La sfida riguarda inoltre settori ben oltre quello informatico: dalla manifattura alla finanza, dalla sanità all’istruzione, fino alla pubblica amministrazione.
Come preparare oggi la forza lavoro del domani
Per colmare il divario servono interventi che coinvolgano università, imprese, formazione professionale e istituzioni. Partnership pubblico-private, programmi promossi dall’industria e nuove iniziative per accompagnare i giovani dal percorso educativo all’occupazione rappresentano alcune delle strade già intraprese.
Il punto centrale è però trasformare l’aggiornamento professionale in un processo continuo. L’esperienza di Singapore con il programma SkillsFuture dimostra come la formazione permanente possa diventare parte integrante delle politiche sul lavoro, pur in un contesto molto diverso da quello indiano.
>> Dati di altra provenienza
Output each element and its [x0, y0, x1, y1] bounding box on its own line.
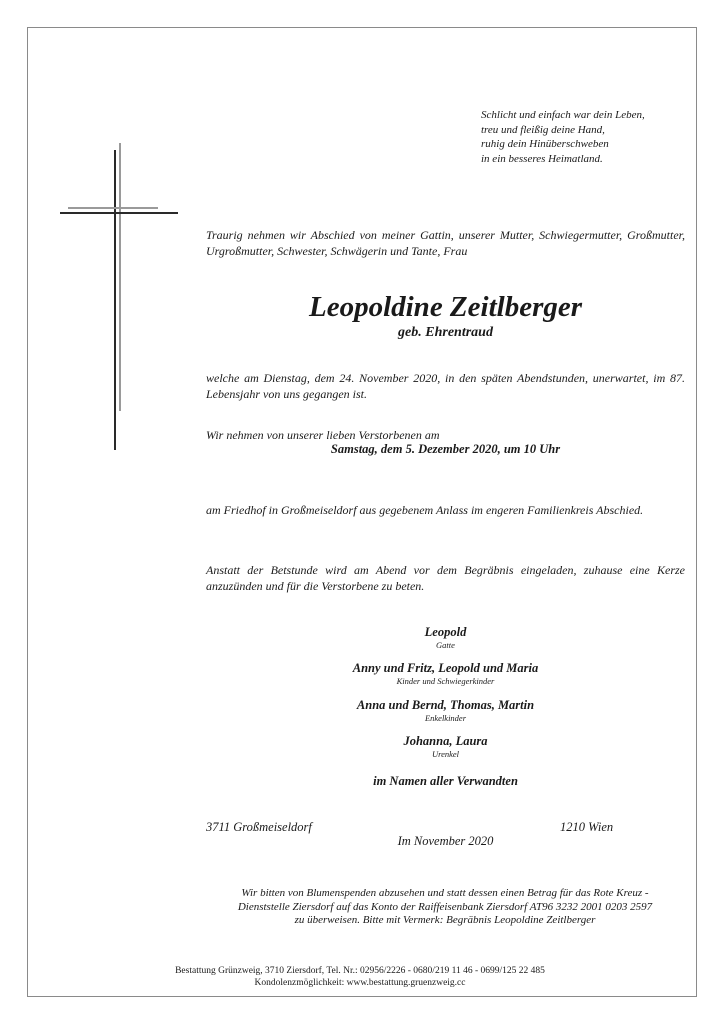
poem-line: Schlicht und einfach war dein Leben,	[481, 109, 645, 121]
poem-line: in ein besseres Heimatland.	[481, 152, 603, 165]
death-text: welche am Dienstag, dem 24. November 2020, in den späten Abendstunden, unerwartet, im 87. Lebensjahr von uns gegangen ist.	[206, 371, 685, 401]
mourner-block	[206, 698, 685, 723]
donation-line: Wir bitten von Blumenspenden abzusehen und statt dessen einen Betrag für das Rote Kreuz -	[241, 887, 649, 899]
deceased-name: Leopoldine Zeitlberger	[308, 291, 583, 323]
mourner-name: Johanna, Laura	[403, 734, 488, 748]
mourner-block	[206, 625, 685, 650]
funeral-place: am Friedhof in Großmeiseldorf aus gegebenem Anlass im engeren Familienkreis Abschied.	[206, 503, 644, 517]
funeral-date: Samstag, dem 5. Dezember 2020, um 10 Uhr	[330, 442, 561, 456]
mourner-name: Anna und Bernd, Thomas, Martin	[356, 698, 535, 712]
farewell-intro: Wir nehmen von unserer lieben Verstorbenen am	[206, 428, 440, 442]
relatives-line: im Namen aller Verwandten	[373, 774, 518, 788]
donation-line: Dienststelle Ziersdorf auf das Konto der Raiffeisenbank Ziersdorf AT96 3232 2001 0203 2597	[237, 900, 653, 913]
footer-line: Kondolenzmöglichkeit: www.bestattung.gruenzweig.cc	[254, 977, 466, 988]
intro-text: Traurig nehmen wir Abschied von meiner Gattin, unserer Mutter, Schwiegermutter, Großmutter, Urgroßmutter, Schwester, Schwägerin und Tante, Frau	[206, 228, 685, 258]
donation-note	[180, 887, 710, 928]
undertaker-footer	[80, 966, 640, 989]
candle-text: Anstatt der Betstunde wird am Abend vor dem Begräbnis eingeladen, zuhause eine Kerze anzuzünden und für die Verstorbene zu beten.	[206, 563, 685, 593]
month-line: Im November 2020	[397, 834, 494, 848]
place-right: 1210 Wien	[560, 820, 614, 834]
poem-line: ruhig dein Hinüberschweben	[481, 138, 609, 150]
mourner-name: Anny und Fritz, Leopold und Maria	[352, 661, 539, 675]
mourner-role: Kinder und Schwiegerkinder	[396, 676, 495, 686]
donation-line: zu überweisen. Bitte mit Vermerk: Begräbnis Leopoldine Zeitlberger	[294, 914, 596, 926]
footer-line: Bestattung Grünzweig, 3710 Ziersdorf, Tel. Nr.: 02956/2226 - 0680/219 11 46 - 0699/125 22 485	[175, 966, 545, 976]
place-left: 3711 Großmeiseldorf	[206, 820, 312, 834]
mourner-role: Urenkel	[431, 749, 460, 759]
mourner-role: Enkelkinder	[424, 713, 467, 723]
mourner-name: Leopold	[424, 625, 467, 639]
mourner-block	[206, 661, 685, 686]
poem	[481, 108, 645, 166]
birth-name: geb. Ehrentraud	[398, 325, 493, 340]
mourner-block	[206, 734, 685, 759]
poem-line: treu und fleißig deine Hand,	[481, 123, 605, 136]
mourner-role: Gatte	[436, 640, 455, 650]
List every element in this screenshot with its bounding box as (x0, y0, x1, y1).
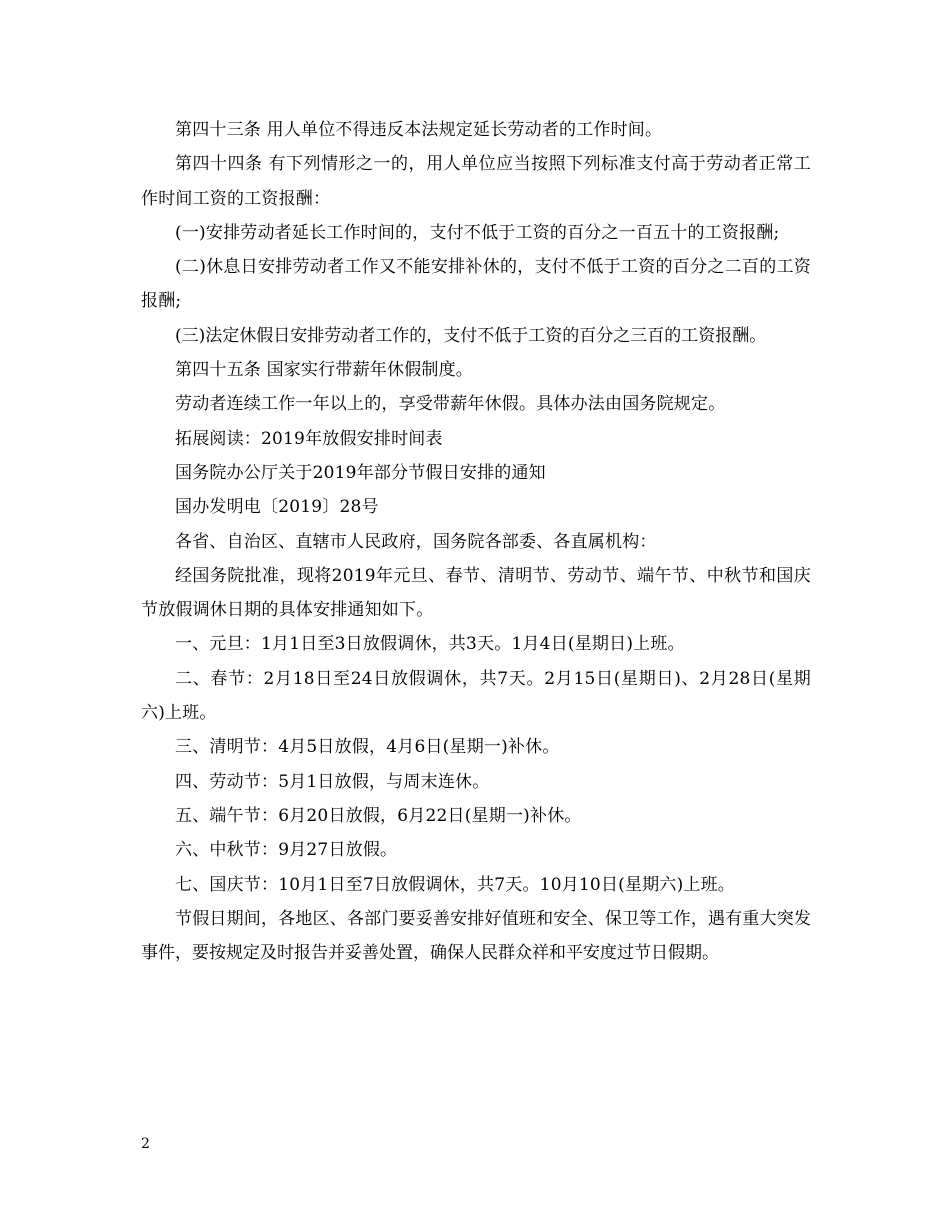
paragraph-paid-leave: 劳动者连续工作一年以上的，享受带薪年休假。具体办法由国务院规定。 (175, 394, 726, 415)
paragraph-article-45: 第四十五条 国家实行带薪年休假制度。 (175, 360, 474, 381)
paragraph-item-3: (三)法定休假日安排劳动者工作的，支付不低于工资的百分之三百的工资报酬。 (175, 325, 767, 346)
paragraph-notice-number: 国办发明电〔2019〕28号 (175, 497, 379, 518)
paragraph-notice-title: 国务院办公厅关于2019年部分节假日安排的通知 (175, 462, 546, 483)
document-body (141, 113, 811, 970)
page-number: 2 (141, 1136, 150, 1152)
paragraph-item-1: (一)安排劳动者延长工作时间的，支付不低于工资的百分之一百五十的工资报酬; (175, 222, 780, 243)
paragraph-article-43: 第四十三条 用人单位不得违反本法规定延长劳动者的工作时间。 (175, 120, 663, 140)
paragraph-recipients: 各省、自治区、直辖市人民政府，国务院各部委、各直属机构： (175, 531, 657, 552)
paragraph-national-day: 七、国庆节：10月1日至7日放假调休，共7天。10月10日(星期六)上班。 (175, 874, 736, 895)
paragraph-labor-day: 四、劳动节：5月1日放假，与周末连休。 (175, 771, 490, 792)
paragraph-article-44: 第四十四条 有下列情形之一的，用人单位应当按照下列标准支付高于劳动者正常工作时间工资的工资报酬： (141, 154, 811, 209)
paragraph-item-2: (二)休息日安排劳动者工作又不能安排补休的，支付不低于工资的百分之二百的工资报酬; (141, 257, 811, 312)
paragraph-intro: 经国务院批准，现将2019年元旦、春节、清明节、劳动节、端午节、中秋节和国庆节放假调休日期的具体安排通知如下。 (141, 565, 811, 621)
paragraph-closing: 节假日期间，各地区、各部门要妥善安排好值班和安全、保卫等工作，遇有重大突发事件，要按规定及时报告并妥善处置，确保人民群众祥和平安度过节日假期。 (141, 908, 811, 964)
paragraph-dragon-boat: 五、端午节：6月20日放假，6月22日(星期一)补休。 (175, 805, 582, 826)
paragraph-spring-festival: 二、春节：2月18日至24日放假调休，共7天。2月15日(星期日)、2月28日(星期六)上班。 (141, 668, 811, 724)
paragraph-extended-reading: 拓展阅读：2019年放假安排时间表 (175, 428, 443, 449)
paragraph-qingming: 三、清明节：4月5日放假，4月6日(星期一)补休。 (175, 737, 560, 758)
paragraph-mid-autumn: 六、中秋节：9月27日放假。 (175, 840, 398, 861)
paragraph-new-year: 一、元旦：1月1日至3日放假调休，共3天。1月4日(星期日)上班。 (175, 634, 685, 655)
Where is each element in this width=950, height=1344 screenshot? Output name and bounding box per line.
La questione, in definitiva, non riguarda soltanto la capacità dell’India di costruire modelli di IA o infrastrutture di calcolo. Riguarda la possibilità di creare una learning infrastructure capace di aiutare milioni di persone ad adattarsi ai nuovi lavori. È questo il passaggio che potrebbe determinare quanto valore economico l’India riuscirà davvero a ottenere dalla propria corsa verso l’intelligenza artificiale.